Ей было всего 65 лет, но выглядела она сейчас гораздо старше и немощней из-за огромного числа морщин на дряблом лице, и еще больше из-за чувства неуверенности и самого настоящего страха, которые владели ею вот уже вторые сутки.
Подошла дочка, прижалась к старческой щеке, но выдержала, не заплакала.
— Ничего, мама. Все будет хорошо.
— Холодно вот, — снова жалобно произнесла мама, и без паузы добавила. — Ведь вчера он обещал весточку подать. И даже не позвонил.
— Погода, наверное, плохая, — скупо улыбнулась невестка, и, обрадовавшись невольной возможности сделать что-то конкретное, предложила. — Мы сейчас электрокамин включим.

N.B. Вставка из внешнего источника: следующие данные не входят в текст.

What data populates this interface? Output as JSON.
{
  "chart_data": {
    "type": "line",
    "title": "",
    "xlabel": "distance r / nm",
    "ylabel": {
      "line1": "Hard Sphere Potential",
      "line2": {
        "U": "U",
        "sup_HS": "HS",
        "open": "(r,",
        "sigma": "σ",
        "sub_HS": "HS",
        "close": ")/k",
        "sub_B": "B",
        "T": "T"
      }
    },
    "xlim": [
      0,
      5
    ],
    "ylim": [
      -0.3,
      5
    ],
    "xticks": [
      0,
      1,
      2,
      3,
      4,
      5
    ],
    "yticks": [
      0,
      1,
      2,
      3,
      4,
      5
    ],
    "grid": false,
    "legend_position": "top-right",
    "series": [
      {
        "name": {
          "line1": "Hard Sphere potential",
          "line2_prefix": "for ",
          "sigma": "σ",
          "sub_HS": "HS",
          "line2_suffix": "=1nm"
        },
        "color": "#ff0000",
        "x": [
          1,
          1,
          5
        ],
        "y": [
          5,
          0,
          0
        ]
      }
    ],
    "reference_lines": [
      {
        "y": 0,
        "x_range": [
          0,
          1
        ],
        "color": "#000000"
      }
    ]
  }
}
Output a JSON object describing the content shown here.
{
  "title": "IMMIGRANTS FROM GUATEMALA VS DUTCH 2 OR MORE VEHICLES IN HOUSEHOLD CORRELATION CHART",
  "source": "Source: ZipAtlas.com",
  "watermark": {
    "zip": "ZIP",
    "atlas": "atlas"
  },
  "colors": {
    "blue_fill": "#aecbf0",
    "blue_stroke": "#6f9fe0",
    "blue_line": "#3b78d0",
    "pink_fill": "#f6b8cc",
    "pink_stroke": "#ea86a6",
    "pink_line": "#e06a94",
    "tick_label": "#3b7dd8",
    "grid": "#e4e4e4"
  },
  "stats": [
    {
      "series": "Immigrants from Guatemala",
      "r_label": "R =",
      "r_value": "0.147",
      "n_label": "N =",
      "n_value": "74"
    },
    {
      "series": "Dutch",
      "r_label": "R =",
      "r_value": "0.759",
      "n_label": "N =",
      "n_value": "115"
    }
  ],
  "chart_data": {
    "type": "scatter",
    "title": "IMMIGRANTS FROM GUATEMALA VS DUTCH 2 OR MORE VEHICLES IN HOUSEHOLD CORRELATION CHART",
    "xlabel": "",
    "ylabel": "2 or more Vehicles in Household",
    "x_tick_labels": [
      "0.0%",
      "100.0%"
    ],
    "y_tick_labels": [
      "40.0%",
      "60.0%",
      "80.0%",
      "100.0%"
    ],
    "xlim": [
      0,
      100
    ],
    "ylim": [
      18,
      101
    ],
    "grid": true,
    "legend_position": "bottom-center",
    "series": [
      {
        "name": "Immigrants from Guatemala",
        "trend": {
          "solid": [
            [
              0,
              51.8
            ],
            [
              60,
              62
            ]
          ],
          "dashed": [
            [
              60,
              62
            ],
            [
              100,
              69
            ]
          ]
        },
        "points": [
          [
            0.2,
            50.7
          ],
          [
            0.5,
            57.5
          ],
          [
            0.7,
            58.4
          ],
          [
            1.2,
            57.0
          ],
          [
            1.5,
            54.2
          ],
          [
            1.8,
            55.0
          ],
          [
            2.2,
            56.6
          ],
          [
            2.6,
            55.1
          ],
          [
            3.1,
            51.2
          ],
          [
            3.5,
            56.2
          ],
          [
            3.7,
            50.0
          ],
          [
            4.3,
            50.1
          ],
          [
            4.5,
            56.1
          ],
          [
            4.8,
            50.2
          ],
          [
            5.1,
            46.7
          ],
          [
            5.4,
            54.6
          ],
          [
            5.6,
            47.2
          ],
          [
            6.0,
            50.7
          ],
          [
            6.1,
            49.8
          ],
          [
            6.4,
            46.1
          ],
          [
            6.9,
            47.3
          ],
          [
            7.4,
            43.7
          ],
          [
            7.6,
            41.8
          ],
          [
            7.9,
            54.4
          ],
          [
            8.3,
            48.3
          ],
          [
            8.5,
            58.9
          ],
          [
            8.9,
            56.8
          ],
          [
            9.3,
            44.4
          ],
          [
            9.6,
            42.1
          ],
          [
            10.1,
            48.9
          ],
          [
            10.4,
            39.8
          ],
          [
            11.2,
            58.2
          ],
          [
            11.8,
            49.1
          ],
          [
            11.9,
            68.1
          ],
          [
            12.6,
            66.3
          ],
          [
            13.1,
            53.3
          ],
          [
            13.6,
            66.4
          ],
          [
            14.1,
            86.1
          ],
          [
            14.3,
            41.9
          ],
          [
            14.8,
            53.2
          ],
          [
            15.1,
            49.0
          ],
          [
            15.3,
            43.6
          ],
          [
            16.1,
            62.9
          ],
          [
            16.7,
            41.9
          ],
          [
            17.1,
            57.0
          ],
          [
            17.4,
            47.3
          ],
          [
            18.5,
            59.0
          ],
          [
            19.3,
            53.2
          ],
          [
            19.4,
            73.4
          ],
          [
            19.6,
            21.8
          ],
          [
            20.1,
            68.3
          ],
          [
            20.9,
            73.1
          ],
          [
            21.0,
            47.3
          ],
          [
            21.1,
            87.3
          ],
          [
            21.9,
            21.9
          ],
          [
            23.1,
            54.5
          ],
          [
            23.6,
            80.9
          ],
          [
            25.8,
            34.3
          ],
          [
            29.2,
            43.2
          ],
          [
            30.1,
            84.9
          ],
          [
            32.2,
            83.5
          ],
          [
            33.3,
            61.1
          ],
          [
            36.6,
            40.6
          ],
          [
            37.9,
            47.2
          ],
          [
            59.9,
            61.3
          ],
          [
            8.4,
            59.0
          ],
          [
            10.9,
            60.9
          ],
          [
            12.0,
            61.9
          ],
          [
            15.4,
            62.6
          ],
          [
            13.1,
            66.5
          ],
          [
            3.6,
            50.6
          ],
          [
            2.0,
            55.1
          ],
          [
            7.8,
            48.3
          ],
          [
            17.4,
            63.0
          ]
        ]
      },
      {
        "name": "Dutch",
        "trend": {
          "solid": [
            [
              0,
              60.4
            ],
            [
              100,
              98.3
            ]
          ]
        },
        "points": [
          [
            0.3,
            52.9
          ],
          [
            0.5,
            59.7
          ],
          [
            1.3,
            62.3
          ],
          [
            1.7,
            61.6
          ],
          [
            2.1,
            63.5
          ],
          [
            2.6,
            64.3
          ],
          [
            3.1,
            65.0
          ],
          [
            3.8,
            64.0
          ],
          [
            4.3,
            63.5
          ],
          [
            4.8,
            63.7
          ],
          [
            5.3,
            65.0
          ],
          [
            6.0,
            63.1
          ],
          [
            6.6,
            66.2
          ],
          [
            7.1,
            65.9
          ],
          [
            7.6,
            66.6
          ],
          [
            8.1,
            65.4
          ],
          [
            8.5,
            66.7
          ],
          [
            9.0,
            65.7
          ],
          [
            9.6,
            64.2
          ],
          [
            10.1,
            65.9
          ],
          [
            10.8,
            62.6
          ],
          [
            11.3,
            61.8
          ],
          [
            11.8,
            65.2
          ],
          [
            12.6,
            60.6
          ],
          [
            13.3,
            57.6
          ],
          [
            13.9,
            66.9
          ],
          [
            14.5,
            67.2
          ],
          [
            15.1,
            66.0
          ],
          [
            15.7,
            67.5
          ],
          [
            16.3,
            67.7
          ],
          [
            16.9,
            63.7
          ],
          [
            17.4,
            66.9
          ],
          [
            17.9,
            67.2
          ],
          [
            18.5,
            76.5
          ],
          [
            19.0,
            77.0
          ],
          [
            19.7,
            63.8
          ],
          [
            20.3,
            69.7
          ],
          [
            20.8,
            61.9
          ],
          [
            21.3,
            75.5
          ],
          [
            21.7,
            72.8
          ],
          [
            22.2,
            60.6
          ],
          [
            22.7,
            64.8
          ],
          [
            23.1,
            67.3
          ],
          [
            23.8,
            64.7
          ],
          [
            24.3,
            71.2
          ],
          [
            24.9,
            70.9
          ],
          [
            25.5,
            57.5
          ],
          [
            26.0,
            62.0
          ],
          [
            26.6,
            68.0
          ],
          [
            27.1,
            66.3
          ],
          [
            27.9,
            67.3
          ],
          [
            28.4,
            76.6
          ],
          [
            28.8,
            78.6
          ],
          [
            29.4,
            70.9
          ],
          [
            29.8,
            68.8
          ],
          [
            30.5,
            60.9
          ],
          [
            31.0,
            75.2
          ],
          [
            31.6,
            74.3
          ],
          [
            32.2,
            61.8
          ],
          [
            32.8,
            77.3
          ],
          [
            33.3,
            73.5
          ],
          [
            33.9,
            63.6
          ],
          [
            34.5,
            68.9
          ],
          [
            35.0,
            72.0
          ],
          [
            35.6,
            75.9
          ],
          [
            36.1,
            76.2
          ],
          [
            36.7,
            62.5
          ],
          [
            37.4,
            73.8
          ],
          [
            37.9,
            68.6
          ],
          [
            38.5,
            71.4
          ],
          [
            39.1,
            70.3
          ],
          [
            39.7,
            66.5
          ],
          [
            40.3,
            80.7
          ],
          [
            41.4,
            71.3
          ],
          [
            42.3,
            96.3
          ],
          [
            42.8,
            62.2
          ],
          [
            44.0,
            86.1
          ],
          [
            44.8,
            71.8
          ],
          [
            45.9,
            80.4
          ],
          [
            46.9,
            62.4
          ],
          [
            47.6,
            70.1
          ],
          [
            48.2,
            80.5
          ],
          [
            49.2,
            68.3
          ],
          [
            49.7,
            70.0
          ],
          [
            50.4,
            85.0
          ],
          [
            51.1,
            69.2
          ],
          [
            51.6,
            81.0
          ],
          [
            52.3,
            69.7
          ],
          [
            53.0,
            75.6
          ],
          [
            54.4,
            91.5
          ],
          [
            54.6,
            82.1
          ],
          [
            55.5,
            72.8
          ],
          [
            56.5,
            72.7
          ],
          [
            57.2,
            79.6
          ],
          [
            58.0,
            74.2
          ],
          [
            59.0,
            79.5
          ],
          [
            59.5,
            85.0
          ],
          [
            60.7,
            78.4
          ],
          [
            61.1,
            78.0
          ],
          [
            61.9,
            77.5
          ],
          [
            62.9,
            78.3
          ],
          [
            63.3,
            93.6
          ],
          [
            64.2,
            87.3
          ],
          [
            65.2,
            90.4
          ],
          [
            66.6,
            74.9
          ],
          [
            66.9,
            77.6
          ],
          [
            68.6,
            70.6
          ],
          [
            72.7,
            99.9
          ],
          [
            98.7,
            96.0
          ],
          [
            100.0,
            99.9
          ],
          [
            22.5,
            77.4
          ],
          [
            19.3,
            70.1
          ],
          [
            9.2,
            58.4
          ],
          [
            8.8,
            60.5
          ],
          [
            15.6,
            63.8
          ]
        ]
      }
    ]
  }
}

— Холодно. Знобит. — Мама блуждающим отрешенным взглядом, наверное, в тысячный раз осмотрела комнату, будто пытаясь найти причину своей зябкости, и снова увидела только портрет мужа на стене. Глаза ее затуманились, но слез не было. В выражении её лица сейчас отчетливо можно было прочесть и радость, и печаль, и гордость, и неуверенность. И было в нем еще желание вспомнить все….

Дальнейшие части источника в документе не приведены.